I moved a little closer and put my hand on top of his. We both gripped the knife as I slowly pushed down into the juicy tomato. It exploded all over his shirt and we both started laughing.

“Way to ruin my one decent shirt,” Yoss moaned good-naturedly. I handed him a towel and he rubbed at the tomato, which had already stained his clothes.

He quickly handed me the towel and turned back to the cutting board. “Let me see if I can finish chopping the tomato without looking like I spent the evening dismembering someone.”

“Well that’s an image to stimulate my appetite,” I quipped. I watched him surreptitiously as he carefully chopped the rest of the tomato without further carnage.

When the sauce and pasta were finished cooking, I filled our plates and told him to have a seat at the kitchen table. Yoss sat down with a hesitant look on his face and

I knew what it cost him to be here, with me, like this.

He was putting his trust in a woman he hadn’t seen in fifteen years. Trusting that I would help him. Trusting that I had his best interests at heart.

And despite our intense, tumultuous history, trusting was the hardest thing the adult Yoss could do. He had been conditioned to not trust anyone or anything.

I hated the guarded chill in his eyes. The way he constantly seemed to second-guess everything I said and did. I could tell he wanted to believe, but he struggled to.

Finally after what seemed to be inordinately long period of time, he picked up the fork I had laid out. He ate a mouthful of pasta and closed his eyes briefly.

“Damn, this is good.”

I laughed. “It’s only pasta and tomato sauce. Hardly Michelin five stars.”

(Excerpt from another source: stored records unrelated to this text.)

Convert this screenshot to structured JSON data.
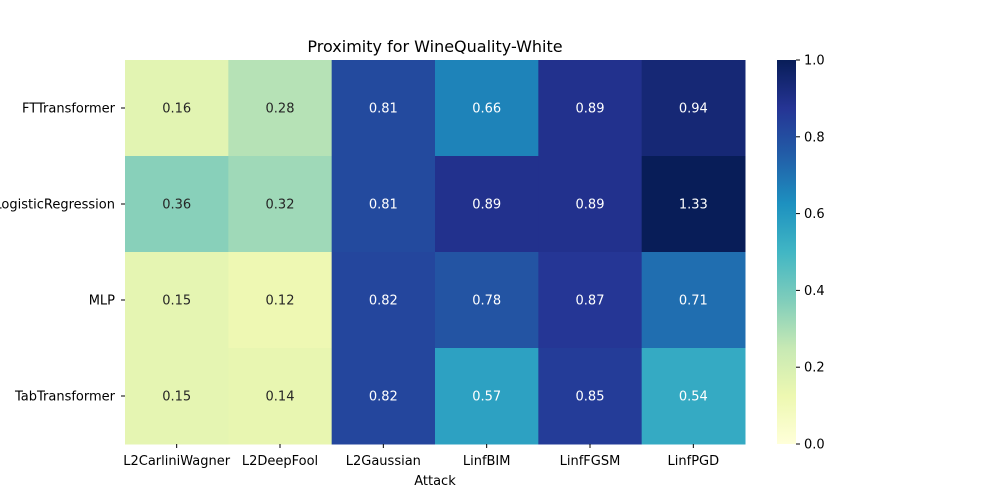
{
  "chart_data": {
    "type": "heatmap",
    "title": "Proximity for WineQuality-White",
    "xlabel": "Attack",
    "ylabel": "",
    "x_categories": [
      "L2CarliniWagner",
      "L2DeepFool",
      "L2Gaussian",
      "LinfBIM",
      "LinfFGSM",
      "LinfPGD"
    ],
    "y_categories": [
      "FTTransformer",
      "LogisticRegression",
      "MLP",
      "TabTransformer"
    ],
    "values": [
      [
        0.16,
        0.28,
        0.81,
        0.66,
        0.89,
        0.94
      ],
      [
        0.36,
        0.32,
        0.81,
        0.89,
        0.89,
        1.33
      ],
      [
        0.15,
        0.12,
        0.82,
        0.78,
        0.87,
        0.71
      ],
      [
        0.15,
        0.14,
        0.82,
        0.57,
        0.85,
        0.54
      ]
    ],
    "value_labels": [
      [
        "0.16",
        "0.28",
        "0.81",
        "0.66",
        "0.89",
        "0.94"
      ],
      [
        "0.36",
        "0.32",
        "0.81",
        "0.89",
        "0.89",
        "1.33"
      ],
      [
        "0.15",
        "0.12",
        "0.82",
        "0.78",
        "0.87",
        "0.71"
      ],
      [
        "0.15",
        "0.14",
        "0.82",
        "0.57",
        "0.85",
        "0.54"
      ]
    ],
    "colorbar": {
      "range": [
        0.0,
        1.0
      ],
      "ticks": [
        "0.0",
        "0.2",
        "0.4",
        "0.6",
        "0.8",
        "1.0"
      ],
      "colormap": "YlGnBu"
    }
  }
}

Yoss ate another mouthful. Then another. He continued to eat, not saying a word until his plate was clean. He ate as though he’d never have the opportunity again. As if, at any moment, the food would be snatched from him.

I remembered after returning to my mother’s house all those years ago, devouring a sandwich in much the same way.

“You’re going to choke, Imogen,” Mom had scolded, her eyes wide as I cleaned my plate in a matter of minutes.

It took months, maybe years, to not eat as though my life depended on it. It was hard to explain to people who had never experienced hunger, how hard it was to break the habit of fear. Fear that tomorrow I wouldn’t be able to find food. That I’d wake up in the morning with the hollow feeling in my gut that signaled another day without anything to eat.

Watching Yoss eat the food that I could now take for granted, I remembered that feeling. That
emptiness.

And I wanted to cry. Because while I had left that feeling behind me, Yoss still experienced it every single day.

“You can have seconds. There’s more than enough,” I told him, breaking the silence.

Yoss nodded, not quite looking at me, getting to his feet and walking to the stove where he scooped more pasta onto his plate.

“Thank you,” Yoss said softly after he finished his second plate. He carefully wiped his mouth with a napkin, balling it in his fist.

“You don’t need to thank me. Seriously, it’s just pasta—”

“Not just the pasta,” he interrupted. “Never
just
for the pasta.”

I picked up our empty plates and carried them to the sink, dropping them with a clang. I braced myself against the counter, my knuckles clenched so tightly they turned white.